Last year a church here participated in the Field of Flags project displaying 4,576 flags that represented those fallen at that time in Iraq and Afghanistan. It was very powerful and sobering to see. Check out the other photos below of this and remember what this day is chiefly about, while we enjoy the freedoms, memories and traditions made possible by their sacrifice. Then, LIVE, because that is what they would want you to do!
Around here, Memorial Day is the absolute best day for biking due to significantly fewer cars on our winding roads, whose traffic and short sight distances usually make biking dangerous. I love to get up early on Memorial Day and seize this opportunity to have the world and the road to myself. As I biked past two cemeteries, each full of flags with several cars, I thought about the Memorial Days of my past.
I remembered my older sisters’ jealous horror that my parents had allowed me to go on a co-ed weekend at sixteen, held at a friend’s cabin on a lake in northern Michigan, as well as the med-school boyfriend with the bright yellow corvette (it is very strange to ride so close to the ground!) that I met there. He would later give me my copy of Evangeline by Longfellow. I remember elaborate all day picnics and poetry during college in the Ann Arbor Arboretum with my friend Kathleen when we decided “elysium” was our favorite new word. (It means place or condition of ideal happiness!) I reminisced about writing Memorial Day letters to my mother in the luminous sun of a quiet dawn – something I no longer do. I recalled moving in on Memorial Day weekend into our current house here in Connecticut seventeen years ago, after living in New York City. We were overcome with the delightful surprise of waking up on Memorial Day to birdsong and thinking we had arrived in heaven. I swear, those birds’ ancestors honored us this morning in the same fashion.

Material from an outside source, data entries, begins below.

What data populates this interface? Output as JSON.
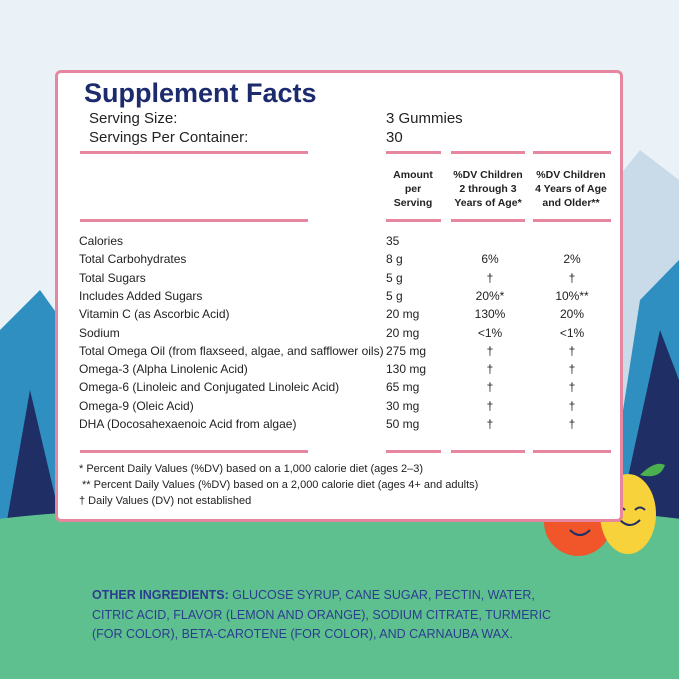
{
  "title": "Supplement Facts",
  "serving": {
    "label": "Serving Size:",
    "value": "3 Gummies"
  },
  "servings": {
    "label": "Servings Per Container:",
    "value": "30"
  },
  "columns": [
    [
      "Amount",
      "per",
      "Serving"
    ],
    [
      "%DV Children",
      "2 through 3",
      "Years of Age*"
    ],
    [
      "%DV Children",
      "4 Years of Age",
      "and Older**"
    ]
  ],
  "rows": [
    [
      "Calories",
      "35",
      "",
      ""
    ],
    [
      "Total Carbohydrates",
      "8 g",
      "6%",
      "2%"
    ],
    [
      "Total Sugars",
      "5 g",
      "†",
      "†"
    ],
    [
      "Includes Added Sugars",
      "5 g",
      "20%*",
      "10%**"
    ],
    [
      "Vitamin C (as Ascorbic Acid)",
      "20 mg",
      "130%",
      "20%"
    ],
    [
      "Sodium",
      "20 mg",
      "<1%",
      "<1%"
    ],
    [
      "Total Omega Oil (from flaxseed, algae, and safflower oils)",
      "275 mg",
      "†",
      "†"
    ],
    [
      "Omega-3 (Alpha Linolenic Acid)",
      "130 mg",
      "†",
      "†"
    ],
    [
      "Omega-6 (Linoleic and Conjugated Linoleic Acid)",
      "65 mg",
      "†",
      "†"
    ],
    [
      "Omega-9 (Oleic Acid)",
      "30 mg",
      "†",
      "†"
    ],
    [
      "DHA (Docosahexaenoic Acid from algae)",
      "50 mg",
      "†",
      "†"
    ]
  ],
  "footnotes": [
    "* Percent Daily Values (%DV) based on a 1,000 calorie diet (ages 2–3)",
    "** Percent Daily Values (%DV) based on a 2,000 calorie diet (ages 4+ and adults)",
    "† Daily Values (DV) not established"
  ],
  "ingredients": {
    "label": "OTHER INGREDIENTS:",
    "text": "GLUCOSE SYRUP, CANE SUGAR, PECTIN, WATER, CITRIC ACID, FLAVOR (LEMON AND ORANGE), SODIUM CITRATE, TURMERIC (FOR COLOR), BETA-CAROTENE (FOR COLOR), AND CARNAUBA WAX."
  }
}
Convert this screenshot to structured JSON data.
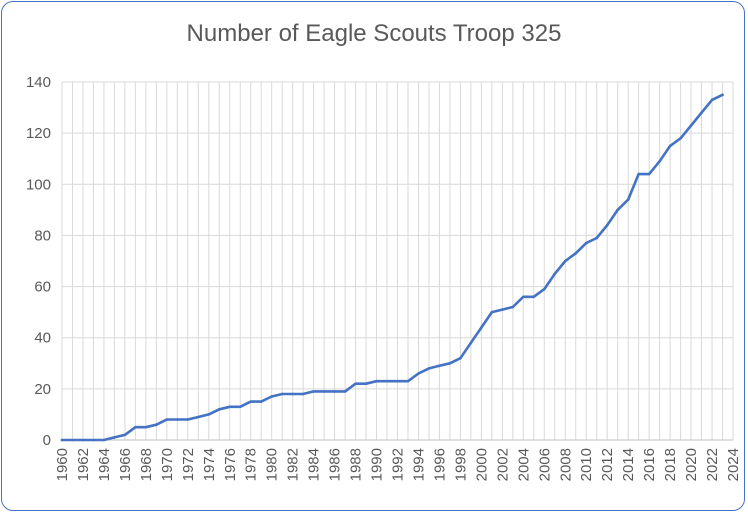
{
  "chart_data": {
    "type": "line",
    "title": "Number of Eagle Scouts Troop 325",
    "xlabel": "",
    "ylabel": "",
    "xlim": [
      1960,
      2024
    ],
    "ylim": [
      0,
      140
    ],
    "yticks": [
      0,
      20,
      40,
      60,
      80,
      100,
      120,
      140
    ],
    "xticks": [
      1960,
      1962,
      1964,
      1966,
      1968,
      1970,
      1972,
      1974,
      1976,
      1978,
      1980,
      1982,
      1984,
      1986,
      1988,
      1990,
      1992,
      1994,
      1996,
      1998,
      2000,
      2002,
      2004,
      2006,
      2008,
      2010,
      2012,
      2014,
      2016,
      2018,
      2020,
      2022,
      2024
    ],
    "grid": true,
    "legend": "none",
    "line_color": "#4472c4",
    "series": [
      {
        "x": [
          1960,
          1961,
          1962,
          1963,
          1964,
          1965,
          1966,
          1967,
          1968,
          1969,
          1970,
          1971,
          1972,
          1973,
          1974,
          1975,
          1976,
          1977,
          1978,
          1979,
          1980,
          1981,
          1982,
          1983,
          1984,
          1985,
          1986,
          1987,
          1988,
          1989,
          1990,
          1991,
          1992,
          1993,
          1994,
          1995,
          1996,
          1997,
          1998,
          1999,
          2000,
          2001,
          2002,
          2003,
          2004,
          2005,
          2006,
          2007,
          2008,
          2009,
          2010,
          2011,
          2012,
          2013,
          2014,
          2015,
          2016,
          2017,
          2018,
          2019,
          2020,
          2021,
          2022,
          2023
        ],
        "values": [
          0,
          0,
          0,
          0,
          0,
          1,
          2,
          5,
          5,
          6,
          8,
          8,
          8,
          9,
          10,
          12,
          13,
          13,
          15,
          15,
          17,
          18,
          18,
          18,
          19,
          19,
          19,
          19,
          22,
          22,
          23,
          23,
          23,
          23,
          26,
          28,
          29,
          30,
          32,
          38,
          44,
          50,
          51,
          52,
          56,
          56,
          59,
          65,
          70,
          73,
          77,
          79,
          84,
          90,
          94,
          104,
          104,
          109,
          115,
          118,
          123,
          128,
          133,
          135
        ]
      }
    ]
  }
}
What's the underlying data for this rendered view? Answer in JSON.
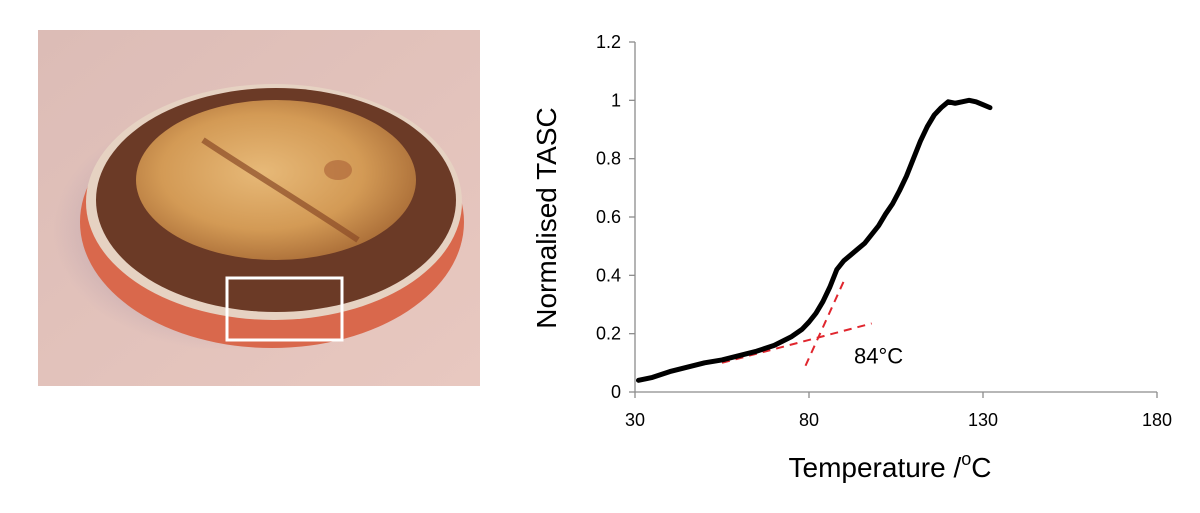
{
  "photo": {
    "subject": "sample-pan-photo",
    "highlight": "rectangle"
  },
  "chart_data": {
    "type": "line",
    "title": "",
    "xlabel": "Temperature /",
    "xlabel_super": "o",
    "xlabel_unit": "C",
    "ylabel": "Normalised TASC",
    "xlim": [
      30,
      180
    ],
    "ylim": [
      0,
      1.2
    ],
    "xticks": [
      30,
      80,
      130,
      180
    ],
    "yticks": [
      0,
      0.2,
      0.4,
      0.6,
      0.8,
      1,
      1.2
    ],
    "xtick_labels": [
      "30",
      "80",
      "130",
      "180"
    ],
    "ytick_labels": [
      "0",
      "0.2",
      "0.4",
      "0.6",
      "0.8",
      "1",
      "1.2"
    ],
    "grid": false,
    "series": [
      {
        "name": "Normalised TASC",
        "color": "#000000",
        "x": [
          31,
          35,
          40,
          45,
          50,
          55,
          60,
          65,
          70,
          75,
          78,
          80,
          82,
          84,
          86,
          88,
          90,
          92,
          94,
          96,
          98,
          100,
          102,
          104,
          106,
          108,
          110,
          112,
          114,
          116,
          118,
          120,
          122,
          124,
          126,
          128,
          130,
          132
        ],
        "y": [
          0.04,
          0.05,
          0.07,
          0.085,
          0.1,
          0.11,
          0.125,
          0.14,
          0.16,
          0.19,
          0.215,
          0.24,
          0.27,
          0.31,
          0.36,
          0.42,
          0.45,
          0.47,
          0.49,
          0.51,
          0.54,
          0.57,
          0.61,
          0.645,
          0.69,
          0.74,
          0.8,
          0.86,
          0.91,
          0.95,
          0.975,
          0.995,
          0.99,
          0.995,
          1.0,
          0.995,
          0.985,
          0.975
        ]
      }
    ],
    "tangents": [
      {
        "name": "baseline-tangent",
        "x1": 55,
        "y1": 0.1,
        "x2": 98,
        "y2": 0.235,
        "color": "#e0262e"
      },
      {
        "name": "rising-tangent",
        "x1": 79,
        "y1": 0.09,
        "x2": 90,
        "y2": 0.38,
        "color": "#e0262e"
      }
    ],
    "annotations": [
      {
        "text": "84°C",
        "x": 100,
        "y": 0.125
      }
    ]
  }
}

This morning, I was proud to make it up the long hill by the vet for the first time, but the steep hill by New Pond Farm still eludes me and places my feet off the pedals and onto the road. But if this hadn’t been the case, I wouldn’t have taken the pictures (below) of the one room schoolhouse from 1789, which made me think of all sorts of other soldiers to be grateful for. (Check out the photo below of a Revolutionary diorama taken during Ridgefield’s 300th anniversary.) On the return trip, I love that hill that I can’t get up – it is a thrill to go down so fast and so far without pedaling! To be honest, I don’t bike for the exercise; that would not get me out of bed when I could lay there listening to the birds chatter and rejoice. No, it is the exhilarating downhill plummet, the rush of wind right through me, the blur of sensations that make me feel free – that’s what I show up for.
My husband does a lot of gardening on Memorial Day weekend, and I often paint. Below is a painting I did in my art journal last year on Memorial Day that I pulled out and looked at, thinking how striking it is that the view from my picnic table looks exactly like that this year as well.
And what else is Memorial Day but the quintessential meal of a burger, with watermelon and chips? Mine was a Boca brand veggie burger on a whole wheat bun with muenster cheese, but my husband prefers a turkey burger. One of his triumphs in life is that he’s gotten me to put mustard and dill relish on mine which I never did before I knew him. Anyway, this meal speaks of Memorial Day as the official start of summer more than any other day on the calendar. And only those my age or older will remember when Memorial Day meant that you could now wear white shoes until Labor Day.
So today I’m just grateful for my world to stop for a moment to feel this deep gratitude for freedom, friends, family, flowers and feathers, harmony and hope. And I thank the soldiers past and present that made it possible, especially since that is one job I personally could not do.